Postpartum depression can be a little tricky. It can happen as early as during pregnancy to the first few weeks after giving birth to even begin up to a year after having a baby.

I experienced postpartum depression around 4 months postpartum.

Postpartum Depression Symptoms

Postpartum depression signs and symptoms can be similar to “baby blues” symptoms but more severe. And it could also mesh with postpartum anxiety symptoms.

MayoClinic lists postpartum depression as signs and symptoms like:

  • feeling depressed
  • severe mood swings
  • difficulty bonding with baby
  • overwhelming fatigue
  • insomnia
  • withdrawing from friends and family
  • hopelessness
  • reduced interest in things you used to enjoy
  • severe anxiety and panic attacks
  • thoughts of harming yourself or baby
  • overwhelming fatigue

If you’re experiencing any of the following or think what you’re feeling isn’t “normal”- you should seek treatment as soon as possible because symptoms can worsen the later you get treated.

About 90% of women with postpartum depression can be treated successfully with medication or a combo of medication and psychotherapy according to WebMD.


Postpartum depression treatments are typically therapy or counseling, and or medication like anti-depressants.

It’s important to seek help and talk to your doctor when you’re feeling the symptoms listed above. With proper treatment, your symptoms are going to improve.

And if you’re worried about getting on anti-depressants while breastfeeding- don’t worry. There are breastfeeding-safe anti-depressant medications.

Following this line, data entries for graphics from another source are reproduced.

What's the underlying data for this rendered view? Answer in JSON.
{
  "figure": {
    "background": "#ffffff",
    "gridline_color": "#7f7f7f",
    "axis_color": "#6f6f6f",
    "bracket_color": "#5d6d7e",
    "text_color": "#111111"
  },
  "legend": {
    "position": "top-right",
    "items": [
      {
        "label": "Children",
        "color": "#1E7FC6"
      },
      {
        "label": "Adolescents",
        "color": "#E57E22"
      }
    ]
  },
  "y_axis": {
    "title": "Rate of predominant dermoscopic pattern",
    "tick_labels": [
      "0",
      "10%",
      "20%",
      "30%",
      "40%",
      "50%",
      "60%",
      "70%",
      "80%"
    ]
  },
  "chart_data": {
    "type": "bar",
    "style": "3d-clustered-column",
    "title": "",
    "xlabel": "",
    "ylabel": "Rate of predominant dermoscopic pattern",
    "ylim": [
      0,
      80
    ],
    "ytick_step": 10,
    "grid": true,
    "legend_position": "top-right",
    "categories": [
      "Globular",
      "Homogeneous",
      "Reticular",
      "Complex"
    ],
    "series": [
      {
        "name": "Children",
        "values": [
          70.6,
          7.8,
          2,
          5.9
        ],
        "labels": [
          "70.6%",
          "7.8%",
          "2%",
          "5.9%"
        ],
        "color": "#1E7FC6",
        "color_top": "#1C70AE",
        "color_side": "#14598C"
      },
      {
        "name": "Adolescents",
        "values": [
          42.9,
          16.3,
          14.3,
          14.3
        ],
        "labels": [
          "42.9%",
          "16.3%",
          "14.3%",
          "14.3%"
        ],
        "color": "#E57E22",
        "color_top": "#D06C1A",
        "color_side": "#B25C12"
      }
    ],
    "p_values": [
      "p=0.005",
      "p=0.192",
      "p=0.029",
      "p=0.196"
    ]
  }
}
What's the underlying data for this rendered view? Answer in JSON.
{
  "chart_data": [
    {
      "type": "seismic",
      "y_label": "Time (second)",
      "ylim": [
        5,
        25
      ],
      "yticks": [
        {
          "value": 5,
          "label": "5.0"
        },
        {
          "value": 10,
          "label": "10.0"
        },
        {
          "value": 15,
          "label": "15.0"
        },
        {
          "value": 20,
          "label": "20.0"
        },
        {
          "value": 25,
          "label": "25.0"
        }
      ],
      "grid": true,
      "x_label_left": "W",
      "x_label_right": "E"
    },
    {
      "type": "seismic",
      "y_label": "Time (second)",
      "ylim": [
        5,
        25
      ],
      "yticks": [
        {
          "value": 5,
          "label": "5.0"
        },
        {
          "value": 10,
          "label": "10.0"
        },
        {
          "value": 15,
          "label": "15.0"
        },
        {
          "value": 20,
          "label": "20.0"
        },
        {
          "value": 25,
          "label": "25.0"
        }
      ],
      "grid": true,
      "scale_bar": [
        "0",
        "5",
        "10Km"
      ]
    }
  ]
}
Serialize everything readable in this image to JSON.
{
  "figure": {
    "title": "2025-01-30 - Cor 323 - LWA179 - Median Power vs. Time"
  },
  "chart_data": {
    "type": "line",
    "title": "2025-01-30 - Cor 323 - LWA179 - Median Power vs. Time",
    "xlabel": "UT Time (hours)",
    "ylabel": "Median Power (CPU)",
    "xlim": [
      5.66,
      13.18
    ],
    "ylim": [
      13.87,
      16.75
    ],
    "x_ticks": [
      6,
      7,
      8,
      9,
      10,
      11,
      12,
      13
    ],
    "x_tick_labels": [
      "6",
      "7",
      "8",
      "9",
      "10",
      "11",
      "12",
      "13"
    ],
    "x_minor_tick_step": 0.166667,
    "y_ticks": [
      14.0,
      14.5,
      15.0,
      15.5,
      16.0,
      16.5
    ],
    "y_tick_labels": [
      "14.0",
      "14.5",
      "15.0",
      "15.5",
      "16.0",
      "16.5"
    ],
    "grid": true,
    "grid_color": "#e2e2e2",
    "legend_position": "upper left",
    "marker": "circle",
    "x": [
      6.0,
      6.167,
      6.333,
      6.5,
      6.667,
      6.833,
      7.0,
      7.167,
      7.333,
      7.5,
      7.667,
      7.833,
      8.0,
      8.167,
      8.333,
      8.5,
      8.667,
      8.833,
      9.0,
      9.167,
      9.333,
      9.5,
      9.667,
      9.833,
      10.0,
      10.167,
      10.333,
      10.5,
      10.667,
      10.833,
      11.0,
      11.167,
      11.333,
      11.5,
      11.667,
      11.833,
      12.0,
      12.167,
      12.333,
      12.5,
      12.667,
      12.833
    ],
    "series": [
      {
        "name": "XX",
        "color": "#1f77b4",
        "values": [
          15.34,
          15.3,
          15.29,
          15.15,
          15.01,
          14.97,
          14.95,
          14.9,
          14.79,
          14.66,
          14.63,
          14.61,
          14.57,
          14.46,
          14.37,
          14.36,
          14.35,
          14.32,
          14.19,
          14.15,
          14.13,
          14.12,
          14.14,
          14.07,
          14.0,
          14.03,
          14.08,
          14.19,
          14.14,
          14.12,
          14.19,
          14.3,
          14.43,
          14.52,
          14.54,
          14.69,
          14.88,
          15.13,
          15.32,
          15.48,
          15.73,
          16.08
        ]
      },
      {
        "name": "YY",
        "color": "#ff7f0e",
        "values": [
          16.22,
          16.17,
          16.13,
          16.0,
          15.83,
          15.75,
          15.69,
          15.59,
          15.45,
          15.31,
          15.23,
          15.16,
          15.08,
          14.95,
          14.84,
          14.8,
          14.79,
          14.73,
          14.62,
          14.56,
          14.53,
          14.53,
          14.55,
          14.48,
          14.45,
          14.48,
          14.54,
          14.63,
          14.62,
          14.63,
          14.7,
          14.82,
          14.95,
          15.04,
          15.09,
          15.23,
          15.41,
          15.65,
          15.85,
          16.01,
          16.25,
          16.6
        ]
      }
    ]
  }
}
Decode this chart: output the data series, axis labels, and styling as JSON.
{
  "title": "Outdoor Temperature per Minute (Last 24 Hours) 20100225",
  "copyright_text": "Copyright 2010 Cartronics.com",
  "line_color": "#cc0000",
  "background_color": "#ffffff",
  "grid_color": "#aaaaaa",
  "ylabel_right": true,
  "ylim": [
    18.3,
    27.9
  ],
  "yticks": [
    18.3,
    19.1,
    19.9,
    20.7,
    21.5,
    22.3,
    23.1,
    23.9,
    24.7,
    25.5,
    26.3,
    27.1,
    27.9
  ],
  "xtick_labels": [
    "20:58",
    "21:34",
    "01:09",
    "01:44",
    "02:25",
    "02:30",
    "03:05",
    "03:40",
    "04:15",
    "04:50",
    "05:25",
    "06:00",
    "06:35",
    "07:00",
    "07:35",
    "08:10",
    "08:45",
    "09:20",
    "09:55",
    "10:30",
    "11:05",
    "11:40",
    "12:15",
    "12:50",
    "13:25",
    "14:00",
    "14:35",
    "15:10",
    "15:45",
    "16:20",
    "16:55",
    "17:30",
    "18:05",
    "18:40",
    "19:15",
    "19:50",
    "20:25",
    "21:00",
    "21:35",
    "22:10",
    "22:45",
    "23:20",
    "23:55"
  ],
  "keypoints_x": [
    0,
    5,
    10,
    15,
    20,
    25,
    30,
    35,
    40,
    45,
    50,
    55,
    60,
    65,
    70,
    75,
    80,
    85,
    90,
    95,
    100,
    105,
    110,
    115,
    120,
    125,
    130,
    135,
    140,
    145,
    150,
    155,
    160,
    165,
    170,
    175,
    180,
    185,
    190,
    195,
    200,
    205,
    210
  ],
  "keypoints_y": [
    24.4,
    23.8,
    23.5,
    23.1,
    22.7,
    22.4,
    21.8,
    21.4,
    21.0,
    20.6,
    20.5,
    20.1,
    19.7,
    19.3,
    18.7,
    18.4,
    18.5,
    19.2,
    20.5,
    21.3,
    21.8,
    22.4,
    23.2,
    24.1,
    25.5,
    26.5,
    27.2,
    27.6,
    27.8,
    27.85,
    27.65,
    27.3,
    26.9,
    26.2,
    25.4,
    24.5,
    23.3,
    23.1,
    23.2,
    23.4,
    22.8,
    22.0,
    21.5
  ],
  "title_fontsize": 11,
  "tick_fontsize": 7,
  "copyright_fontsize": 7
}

What is postpartum psychosis?

Postpartum psychosis is rare. And it can happen suddenly within the first 2 weeks after giving birth.

Postpartum Psychosis Symptoms

Postpartum Support International lists postpartum psychosis symptoms as having:

  • hallucinations
  • delusions or strange beliefs
  • paranoia
  • rapid mood swings
  • decreased need or inability to sleep


Treatments for postpartum psychosis can be a combination of medications like antipsychotic, mood stabilizers, and benzodiazepines (Valium and Xanax).

If medication doesn’t help, then electroconvulsive therapy (ECT) is usually the next step.

SAMHSA’s National Helpline

If you’re experiencing postpartum psychosis- call your doctor or SAMHSA’s National Helpline at 1-800-662-HELP (4357).

This helpline is:

  • free of charge
  • no insurance required
  • open 24/7
  • confidential
  • available in both English and Spanish
  • provides referrals to local treatment facilities, support groups, and community-based organizations

In Conclusion

Whether you’re experiencing the “baby blues”, postpartum anxiety, postpartum depression, or psychosis- it’s important to let your doctor know. And the earlier, the better.

You’ll be given the Edinburgh Postnatal Depression Scale survey during your postpartum OB visits and during your well-child care visits. It’s the paper with a list of questions pertaining to how you felt in the past 7 days.

Be completely honest on those surveys so the doctors can catch any abnormalities while it’s at an early stage. The quicker signs and symptoms are caught, the quicker you’ll get to feeling better. And you definitely don’t want to prolong postpartum depression and psychosis. Just know you aren’t alone mama and many moms have gone through it and gotten the help they needed.